The Center is the former home of the minor league professional sports teams including the Utah Flash (defunct D-League affiliate team of the Utah Jazz), the Utah Valley Thunder (defunct American Indoor Football Association team), and the Utah Catzz of the Professional Indoor Football League.

==Concerts==
Bastille brought their Bad Blood: The Last Stand Tour to the arena on November 11, 2014.

Fall Out Boy & Paramore brought their co-headlining tour, Monumentour, to the arena on August 13, 2014, with New Politics as the opening act.

Panic! at the Disco brought their Death of a Bachelor Tour to the arena on March 18, 2017, with MisterWives and Saint Motel as the opening acts.

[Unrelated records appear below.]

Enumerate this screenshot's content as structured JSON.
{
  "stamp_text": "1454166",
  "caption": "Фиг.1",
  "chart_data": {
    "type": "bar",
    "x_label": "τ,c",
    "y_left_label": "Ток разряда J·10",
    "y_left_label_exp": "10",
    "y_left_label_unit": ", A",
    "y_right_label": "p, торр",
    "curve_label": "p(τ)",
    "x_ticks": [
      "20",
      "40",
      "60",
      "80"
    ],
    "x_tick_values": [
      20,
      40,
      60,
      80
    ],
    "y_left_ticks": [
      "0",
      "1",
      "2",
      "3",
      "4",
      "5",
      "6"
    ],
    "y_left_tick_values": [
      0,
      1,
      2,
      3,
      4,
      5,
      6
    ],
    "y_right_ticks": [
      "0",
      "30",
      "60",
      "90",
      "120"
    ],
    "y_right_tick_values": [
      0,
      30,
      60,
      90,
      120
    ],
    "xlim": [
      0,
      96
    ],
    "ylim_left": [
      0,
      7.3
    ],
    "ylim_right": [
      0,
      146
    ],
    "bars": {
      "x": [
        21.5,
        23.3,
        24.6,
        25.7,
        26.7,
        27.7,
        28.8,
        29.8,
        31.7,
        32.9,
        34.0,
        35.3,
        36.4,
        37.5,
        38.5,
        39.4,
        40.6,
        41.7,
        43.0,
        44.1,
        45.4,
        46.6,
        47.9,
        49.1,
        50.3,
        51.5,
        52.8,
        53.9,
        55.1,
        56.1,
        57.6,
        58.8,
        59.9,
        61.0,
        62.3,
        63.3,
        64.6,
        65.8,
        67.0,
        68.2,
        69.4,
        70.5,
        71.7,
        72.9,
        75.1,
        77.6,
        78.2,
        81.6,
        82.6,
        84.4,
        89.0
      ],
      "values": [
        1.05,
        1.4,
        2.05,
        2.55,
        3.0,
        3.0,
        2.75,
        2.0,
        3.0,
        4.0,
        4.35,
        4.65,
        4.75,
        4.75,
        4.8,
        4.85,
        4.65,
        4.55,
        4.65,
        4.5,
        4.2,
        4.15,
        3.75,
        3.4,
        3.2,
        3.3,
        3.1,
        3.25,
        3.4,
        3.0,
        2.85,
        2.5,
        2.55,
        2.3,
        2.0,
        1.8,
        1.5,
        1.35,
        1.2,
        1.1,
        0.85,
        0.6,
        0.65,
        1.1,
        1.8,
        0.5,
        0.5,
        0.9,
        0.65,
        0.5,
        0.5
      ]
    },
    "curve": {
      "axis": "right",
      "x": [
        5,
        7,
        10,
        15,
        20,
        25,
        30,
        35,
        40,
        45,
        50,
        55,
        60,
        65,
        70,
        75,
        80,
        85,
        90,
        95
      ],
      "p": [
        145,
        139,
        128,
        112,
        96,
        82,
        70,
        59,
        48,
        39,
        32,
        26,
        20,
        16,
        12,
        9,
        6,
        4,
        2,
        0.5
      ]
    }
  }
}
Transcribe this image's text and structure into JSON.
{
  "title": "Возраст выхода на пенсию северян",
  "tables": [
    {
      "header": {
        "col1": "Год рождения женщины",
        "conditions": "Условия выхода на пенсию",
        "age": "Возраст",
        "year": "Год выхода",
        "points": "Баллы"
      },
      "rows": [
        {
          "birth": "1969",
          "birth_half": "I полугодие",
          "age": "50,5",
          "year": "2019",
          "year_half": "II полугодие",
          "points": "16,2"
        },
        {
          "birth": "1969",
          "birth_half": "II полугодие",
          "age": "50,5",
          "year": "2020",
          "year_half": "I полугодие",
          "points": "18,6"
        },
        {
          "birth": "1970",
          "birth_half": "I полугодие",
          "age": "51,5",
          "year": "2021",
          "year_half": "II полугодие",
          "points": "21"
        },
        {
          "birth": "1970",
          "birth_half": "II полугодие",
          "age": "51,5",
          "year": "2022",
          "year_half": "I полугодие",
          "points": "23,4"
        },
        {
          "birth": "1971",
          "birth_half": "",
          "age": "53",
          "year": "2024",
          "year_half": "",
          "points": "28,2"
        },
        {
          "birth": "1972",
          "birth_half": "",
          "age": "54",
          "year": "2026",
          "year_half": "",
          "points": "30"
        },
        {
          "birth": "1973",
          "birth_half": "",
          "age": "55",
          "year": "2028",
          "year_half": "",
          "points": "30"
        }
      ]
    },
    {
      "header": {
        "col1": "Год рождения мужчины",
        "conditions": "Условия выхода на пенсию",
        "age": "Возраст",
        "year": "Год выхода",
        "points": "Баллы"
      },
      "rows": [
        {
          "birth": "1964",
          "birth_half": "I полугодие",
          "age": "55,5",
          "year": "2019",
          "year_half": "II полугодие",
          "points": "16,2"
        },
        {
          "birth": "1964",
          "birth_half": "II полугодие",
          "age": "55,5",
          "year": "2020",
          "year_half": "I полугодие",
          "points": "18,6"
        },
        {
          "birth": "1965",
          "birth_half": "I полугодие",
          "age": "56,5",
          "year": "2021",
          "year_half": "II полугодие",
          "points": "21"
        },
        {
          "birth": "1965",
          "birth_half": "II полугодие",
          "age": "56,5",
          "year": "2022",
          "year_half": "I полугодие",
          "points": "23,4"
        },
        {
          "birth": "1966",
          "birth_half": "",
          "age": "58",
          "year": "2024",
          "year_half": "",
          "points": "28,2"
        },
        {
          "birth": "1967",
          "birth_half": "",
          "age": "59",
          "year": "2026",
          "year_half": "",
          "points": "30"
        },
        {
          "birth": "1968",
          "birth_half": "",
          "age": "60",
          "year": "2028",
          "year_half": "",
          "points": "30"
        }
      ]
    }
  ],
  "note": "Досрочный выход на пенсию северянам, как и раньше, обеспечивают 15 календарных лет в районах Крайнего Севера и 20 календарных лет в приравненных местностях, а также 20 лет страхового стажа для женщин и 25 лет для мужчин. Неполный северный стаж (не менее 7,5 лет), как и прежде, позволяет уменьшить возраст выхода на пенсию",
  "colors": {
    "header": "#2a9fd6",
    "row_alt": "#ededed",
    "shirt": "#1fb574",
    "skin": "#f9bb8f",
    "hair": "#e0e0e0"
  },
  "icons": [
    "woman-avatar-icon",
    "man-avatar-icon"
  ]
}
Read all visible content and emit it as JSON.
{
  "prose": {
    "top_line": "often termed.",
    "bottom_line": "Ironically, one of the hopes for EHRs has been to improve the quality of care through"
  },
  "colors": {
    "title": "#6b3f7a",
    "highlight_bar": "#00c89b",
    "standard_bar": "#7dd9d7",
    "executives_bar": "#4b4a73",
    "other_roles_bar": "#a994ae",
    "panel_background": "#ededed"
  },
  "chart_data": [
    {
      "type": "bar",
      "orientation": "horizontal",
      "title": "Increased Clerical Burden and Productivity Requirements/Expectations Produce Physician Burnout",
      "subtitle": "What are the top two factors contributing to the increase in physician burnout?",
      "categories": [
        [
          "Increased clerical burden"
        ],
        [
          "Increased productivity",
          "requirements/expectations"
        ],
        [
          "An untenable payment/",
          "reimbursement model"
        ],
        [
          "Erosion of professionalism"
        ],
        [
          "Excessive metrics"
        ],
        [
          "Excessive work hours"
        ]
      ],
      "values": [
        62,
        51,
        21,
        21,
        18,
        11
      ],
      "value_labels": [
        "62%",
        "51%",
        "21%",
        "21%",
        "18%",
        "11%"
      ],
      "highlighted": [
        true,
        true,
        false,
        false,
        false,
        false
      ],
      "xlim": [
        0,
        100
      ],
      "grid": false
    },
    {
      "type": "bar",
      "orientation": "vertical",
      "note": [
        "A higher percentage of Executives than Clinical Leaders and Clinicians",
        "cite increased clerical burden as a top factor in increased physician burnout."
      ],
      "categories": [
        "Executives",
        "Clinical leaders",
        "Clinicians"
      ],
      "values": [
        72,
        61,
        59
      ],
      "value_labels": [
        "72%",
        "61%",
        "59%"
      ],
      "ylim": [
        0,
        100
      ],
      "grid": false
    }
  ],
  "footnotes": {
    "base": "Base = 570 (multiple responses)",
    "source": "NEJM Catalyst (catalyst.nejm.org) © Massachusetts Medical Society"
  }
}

Bastille brought their Wild, Wild World Tour to the arena on April 13, 2017, with Mondo Cozmo as the opening act.

Paramore brought their After Laughter tour to the arena on September 22, 2017, with Best Coast as the opening act.

Louis Tomlinson brought his Louis Tomlinson World Tour to the arena on March 1, 2022, with Sun Room as the opening act.

Olivia Rodrigo brought her Sour Tour to the arena on April 9, 2022, with Gracie Abrams as the opening act.